A great news for pet lovers

California is the first state, which requires pet stores to sell pets from shelters and rescue centers only, meaning that pet stores can no longer sell animals that were commercially raised in “puppy mills” or “kitten factories”.
These facilities are designed to maximize profits at the expense of the animals in their possession. Those animals are generally kept in overcrowded and unsanitary conditions without adequate veterinary care, food, water or socialization, leaving them with medical and behavioral issues for life. This legislation will help break the supply chain so that “mill” operations are unable to profit from their abusive practices.
An important movement to combat puppy and kitten mills, the news is definitely celebratory and is one of the best things to happen to all the pet lovers, protecting both pets and consumers. The law covers cats, dogs and bunnies.
This legislation will help to ease the overcrowding of homeless animals in California shelters, relieve county budgets and put a spotlight on the abusive puppy mill industry. $250 mill is spent every year to euthanize the homeless dogs, cats & bunnies. This is not just about the money, but about un-necessary euthanization which saddens the pet community.
While animal advocates continue to work to find homes for adoptable animals and raise awareness about puppy and kitten mills, breeders across the country continue to churn out puppies and perpetuate the cycle of cruelty.
Pennsylvania is poised to become the next state to step up for mill dogs by ending this cycle.
This model is already used by the nation’s largest pet retailers, Petco and PetSmart, providing greater visibility to shelter animals by getting them out of the shelter environment and into a public storefront, thus increasing their chance for adoption.

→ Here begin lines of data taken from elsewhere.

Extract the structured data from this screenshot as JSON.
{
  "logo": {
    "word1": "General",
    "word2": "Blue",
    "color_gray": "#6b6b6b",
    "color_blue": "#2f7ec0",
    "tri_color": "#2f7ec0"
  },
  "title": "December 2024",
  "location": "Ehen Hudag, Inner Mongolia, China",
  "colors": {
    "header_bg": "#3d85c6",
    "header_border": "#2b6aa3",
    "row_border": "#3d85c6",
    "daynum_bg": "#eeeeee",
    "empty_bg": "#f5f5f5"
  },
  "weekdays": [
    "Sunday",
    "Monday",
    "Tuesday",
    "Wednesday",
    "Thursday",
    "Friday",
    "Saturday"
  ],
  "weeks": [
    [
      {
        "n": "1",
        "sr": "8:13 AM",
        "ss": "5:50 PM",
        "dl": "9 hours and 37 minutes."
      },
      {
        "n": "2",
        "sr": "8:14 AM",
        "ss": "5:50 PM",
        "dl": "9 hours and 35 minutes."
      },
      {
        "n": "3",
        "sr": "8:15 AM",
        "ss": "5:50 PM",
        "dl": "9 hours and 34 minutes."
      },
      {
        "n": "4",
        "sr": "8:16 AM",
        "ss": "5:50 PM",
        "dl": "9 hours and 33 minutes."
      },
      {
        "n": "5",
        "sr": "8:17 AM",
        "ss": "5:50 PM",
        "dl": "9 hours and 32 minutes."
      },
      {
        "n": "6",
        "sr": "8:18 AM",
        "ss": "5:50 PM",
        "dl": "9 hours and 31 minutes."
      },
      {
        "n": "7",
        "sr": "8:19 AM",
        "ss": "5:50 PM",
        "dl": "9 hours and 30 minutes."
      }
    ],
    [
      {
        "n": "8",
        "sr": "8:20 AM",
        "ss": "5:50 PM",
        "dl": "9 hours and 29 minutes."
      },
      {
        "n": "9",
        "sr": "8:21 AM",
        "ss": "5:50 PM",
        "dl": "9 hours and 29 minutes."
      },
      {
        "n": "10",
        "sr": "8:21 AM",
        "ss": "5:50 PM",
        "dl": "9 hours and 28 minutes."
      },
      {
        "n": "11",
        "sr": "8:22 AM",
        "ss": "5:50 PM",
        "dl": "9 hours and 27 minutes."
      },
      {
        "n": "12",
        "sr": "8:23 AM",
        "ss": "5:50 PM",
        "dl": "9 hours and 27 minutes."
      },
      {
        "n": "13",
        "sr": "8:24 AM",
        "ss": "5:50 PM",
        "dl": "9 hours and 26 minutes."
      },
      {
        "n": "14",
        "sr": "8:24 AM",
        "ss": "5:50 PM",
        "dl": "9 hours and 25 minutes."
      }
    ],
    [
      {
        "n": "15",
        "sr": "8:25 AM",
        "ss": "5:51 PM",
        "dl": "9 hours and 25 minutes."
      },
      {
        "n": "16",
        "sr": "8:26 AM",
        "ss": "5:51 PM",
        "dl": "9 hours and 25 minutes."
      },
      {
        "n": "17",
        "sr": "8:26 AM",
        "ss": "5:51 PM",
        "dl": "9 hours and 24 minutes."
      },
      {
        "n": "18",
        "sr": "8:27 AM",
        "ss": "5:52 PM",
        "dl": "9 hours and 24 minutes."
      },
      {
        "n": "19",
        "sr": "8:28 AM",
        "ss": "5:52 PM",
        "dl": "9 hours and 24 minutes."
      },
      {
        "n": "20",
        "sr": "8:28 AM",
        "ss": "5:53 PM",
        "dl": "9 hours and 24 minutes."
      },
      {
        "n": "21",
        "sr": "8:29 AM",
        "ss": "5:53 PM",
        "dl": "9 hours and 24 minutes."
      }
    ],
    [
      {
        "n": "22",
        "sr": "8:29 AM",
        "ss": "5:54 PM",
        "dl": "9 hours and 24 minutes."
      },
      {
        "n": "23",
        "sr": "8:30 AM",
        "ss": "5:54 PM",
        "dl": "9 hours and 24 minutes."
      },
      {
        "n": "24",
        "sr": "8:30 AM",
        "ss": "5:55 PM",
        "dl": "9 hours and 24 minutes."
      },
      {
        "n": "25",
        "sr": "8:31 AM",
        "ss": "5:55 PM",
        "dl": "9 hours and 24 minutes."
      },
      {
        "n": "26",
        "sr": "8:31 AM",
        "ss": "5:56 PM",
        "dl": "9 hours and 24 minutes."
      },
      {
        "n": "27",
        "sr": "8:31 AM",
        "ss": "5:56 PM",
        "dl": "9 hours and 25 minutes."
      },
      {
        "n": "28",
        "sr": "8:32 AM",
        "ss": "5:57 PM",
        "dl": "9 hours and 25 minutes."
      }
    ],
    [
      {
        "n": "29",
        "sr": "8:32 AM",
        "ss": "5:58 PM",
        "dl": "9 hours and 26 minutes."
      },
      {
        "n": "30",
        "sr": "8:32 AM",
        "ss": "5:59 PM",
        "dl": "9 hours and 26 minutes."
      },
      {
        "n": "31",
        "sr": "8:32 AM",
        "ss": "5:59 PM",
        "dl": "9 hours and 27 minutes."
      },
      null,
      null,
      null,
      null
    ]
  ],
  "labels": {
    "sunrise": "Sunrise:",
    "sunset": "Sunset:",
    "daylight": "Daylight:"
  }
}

The law went into effect on friday Jan1 2019, signed by California Gov. Jerry Brown.

Opponents of this bill also believe that it punishes business owners who sell pets from reputable breeders or the breeders themselves. But that’s simply not the case. This law supports local, responsible breeders who limit their total litters to no more than three per year. Ironically, in much of the United States, San Diego included, we’re actually running out of puppies, which is why we need responsible breeders.